C. Data Analytics Platforms:

Leverage data analytics platforms like Tableau, Power BI, or custom-built solutions for in-depth analysis and visualization.

Example:

Use these platforms to create interactive dashboards that allow stakeholders to explore performance data and identify trends and issues.

8.Case Study: Real-World Application

A. Problem Identification:

A telecom operator observed a high drop call rate in a specific urban area. Initial data suggested poor signal quality and high interference levels.

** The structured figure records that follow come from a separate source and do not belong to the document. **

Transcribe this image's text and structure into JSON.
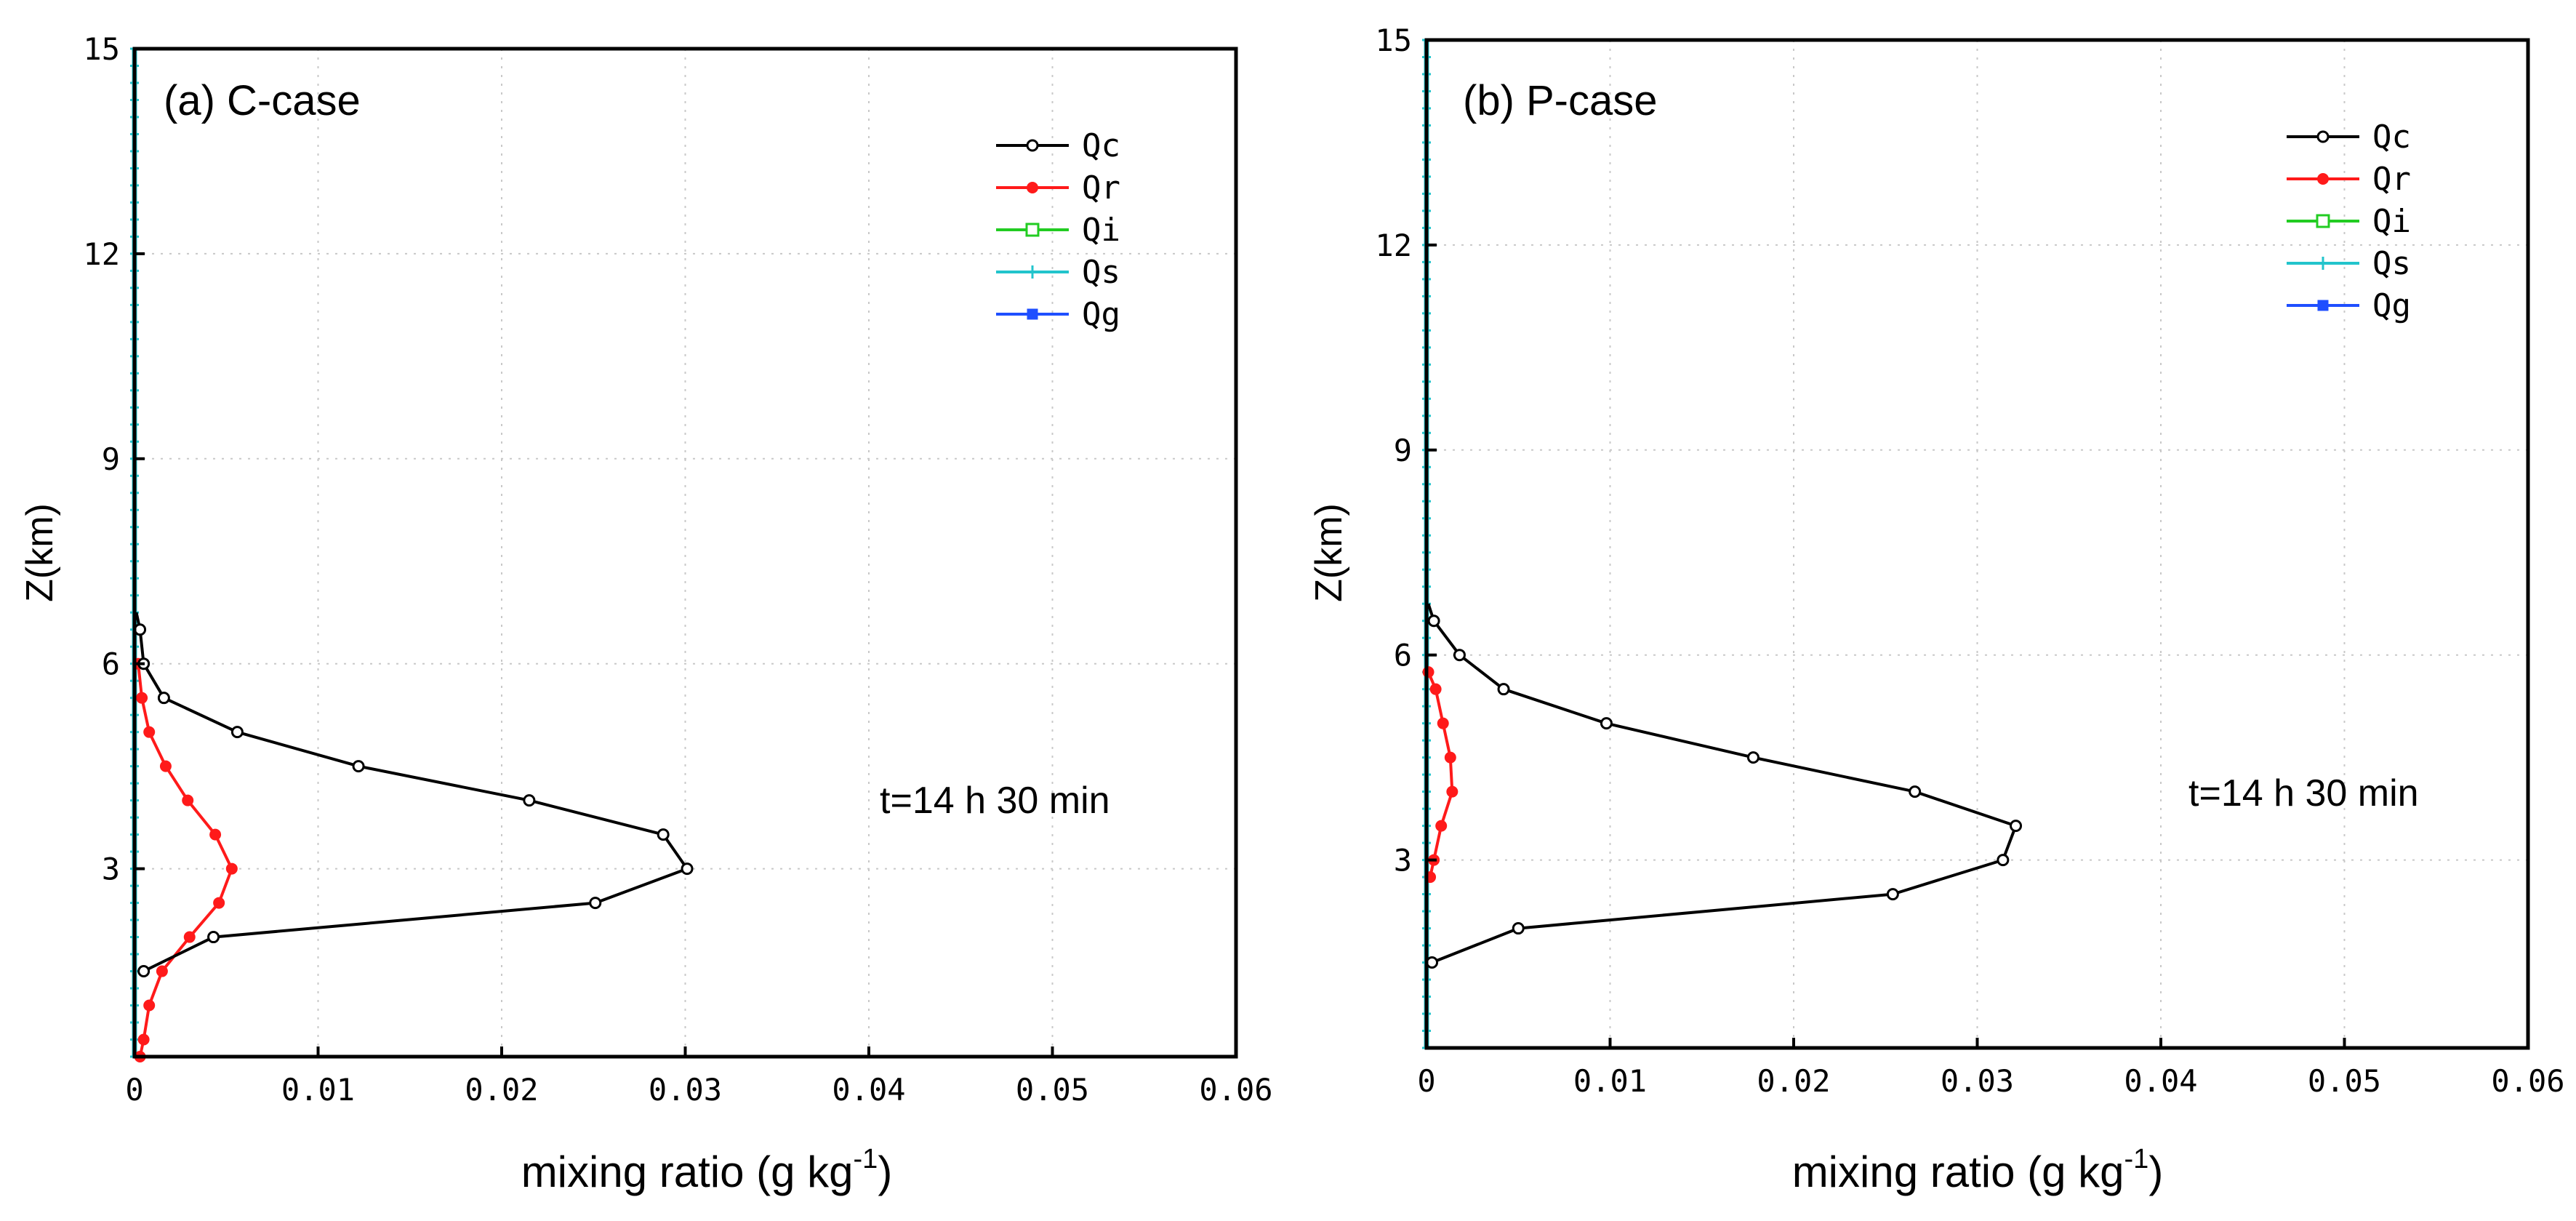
{
  "colors": {
    "Qc": "#000000",
    "Qr": "#ff1a1a",
    "Qi": "#22cc22",
    "Qs": "#22c4cc",
    "Qg": "#1f4fff"
  },
  "chart_data": [
    {
      "type": "line",
      "title": "(a) C-case",
      "annotation": "t=14 h 30 min",
      "xlabel_main": "mixing ratio (g kg",
      "xlabel_sup": "-1",
      "xlabel_end": ")",
      "ylabel": "Z(km)",
      "xlim": [
        0,
        0.06
      ],
      "ylim": [
        0.25,
        15
      ],
      "xticks": [
        "0",
        "0.01",
        "0.02",
        "0.03",
        "0.04",
        "0.05",
        "0.06"
      ],
      "yticks": [
        "3",
        "6",
        "9",
        "12",
        "15"
      ],
      "legend_position": "top-right",
      "series": [
        {
          "name": "Qc",
          "x": [
            0.0001,
            0.0003,
            0.0005,
            0.0016,
            0.0056,
            0.0122,
            0.0215,
            0.0288,
            0.0301,
            0.0251,
            0.0043,
            0.0005
          ],
          "y": [
            6.75,
            6.5,
            6.0,
            5.5,
            5.0,
            4.5,
            4.0,
            3.5,
            3.0,
            2.5,
            2.0,
            1.5
          ]
        },
        {
          "name": "Qr",
          "x": [
            0.0002,
            0.0004,
            0.0008,
            0.0017,
            0.0029,
            0.0044,
            0.0053,
            0.0046,
            0.003,
            0.0015,
            0.0008,
            0.0005,
            0.0003
          ],
          "y": [
            6.0,
            5.5,
            5.0,
            4.5,
            4.0,
            3.5,
            3.0,
            2.5,
            2.0,
            1.5,
            1.0,
            0.5,
            0.25
          ]
        },
        {
          "name": "Qi",
          "x": [
            0,
            0
          ],
          "y": [
            0.25,
            15
          ]
        },
        {
          "name": "Qs",
          "x": [
            0,
            0
          ],
          "y": [
            0.25,
            15
          ]
        },
        {
          "name": "Qg",
          "x": [
            0,
            0
          ],
          "y": [
            0.25,
            15
          ]
        }
      ]
    },
    {
      "type": "line",
      "title": "(b) P-case",
      "annotation": "t=14 h 30 min",
      "xlabel_main": "mixing ratio (g kg",
      "xlabel_sup": "-1",
      "xlabel_end": ")",
      "ylabel": "Z(km)",
      "xlim": [
        0,
        0.06
      ],
      "ylim": [
        0.25,
        15
      ],
      "xticks": [
        "0",
        "0.01",
        "0.02",
        "0.03",
        "0.04",
        "0.05",
        "0.06"
      ],
      "yticks": [
        "3",
        "6",
        "9",
        "12",
        "15"
      ],
      "legend_position": "top-right",
      "series": [
        {
          "name": "Qc",
          "x": [
            0.0001,
            0.0004,
            0.0018,
            0.0042,
            0.0098,
            0.0178,
            0.0266,
            0.0321,
            0.0314,
            0.0254,
            0.005,
            0.0003
          ],
          "y": [
            6.75,
            6.5,
            6.0,
            5.5,
            5.0,
            4.5,
            4.0,
            3.5,
            3.0,
            2.5,
            2.0,
            1.5
          ]
        },
        {
          "name": "Qr",
          "x": [
            0.0001,
            0.0005,
            0.0009,
            0.0013,
            0.0014,
            0.0008,
            0.0004,
            0.0002
          ],
          "y": [
            5.75,
            5.5,
            5.0,
            4.5,
            4.0,
            3.5,
            3.0,
            2.75
          ]
        },
        {
          "name": "Qi",
          "x": [
            0,
            0
          ],
          "y": [
            0.25,
            15
          ]
        },
        {
          "name": "Qs",
          "x": [
            0,
            0
          ],
          "y": [
            0.25,
            15
          ]
        },
        {
          "name": "Qg",
          "x": [
            0,
            0
          ],
          "y": [
            0.25,
            15
          ]
        }
      ]
    }
  ]
}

B. Data Collection and Analysis:

Drive tests and NMS data collection revealed that several BTS sites in the area were experiencing high congestion and interference from nearby buildings.

c. Optimization Measures:

The operator implemented the following measures:

  • Adjusted antenna tilts and power levels.
  • Introduced additional BTS sites to reduce congestion.
  • Conducted a frequency re-planning to minimize interference.

D. Outcome:

Post-optimization analysis showed a significant reduction in the drop call rate and improved overall network performance.

Conclusion

Conducting GSM network performance analysis and reporting is a complex but essential process for maintaining a high-quality mobile network. By following a structured approach that includes defining objectives, collecting and analyzing data, optimizing performance, and generating detailed reports, telecom operators can ensure their networks meet the demands of their subscribers. Continuous improvement and leveraging advanced tools and technologies further enhance the effectiveness of this process, leading to a more reliable and efficient GSM network.

In summary, the ability to systematically analyze and report on GSM network performance not only helps in maintaining service quality but also provides a strategic advantage in a highly competitive market. By focusing on detailed data analysis, proactive optimization, and clear reporting, telecom operators can significantly enhance their operational efficiency and customer satisfaction.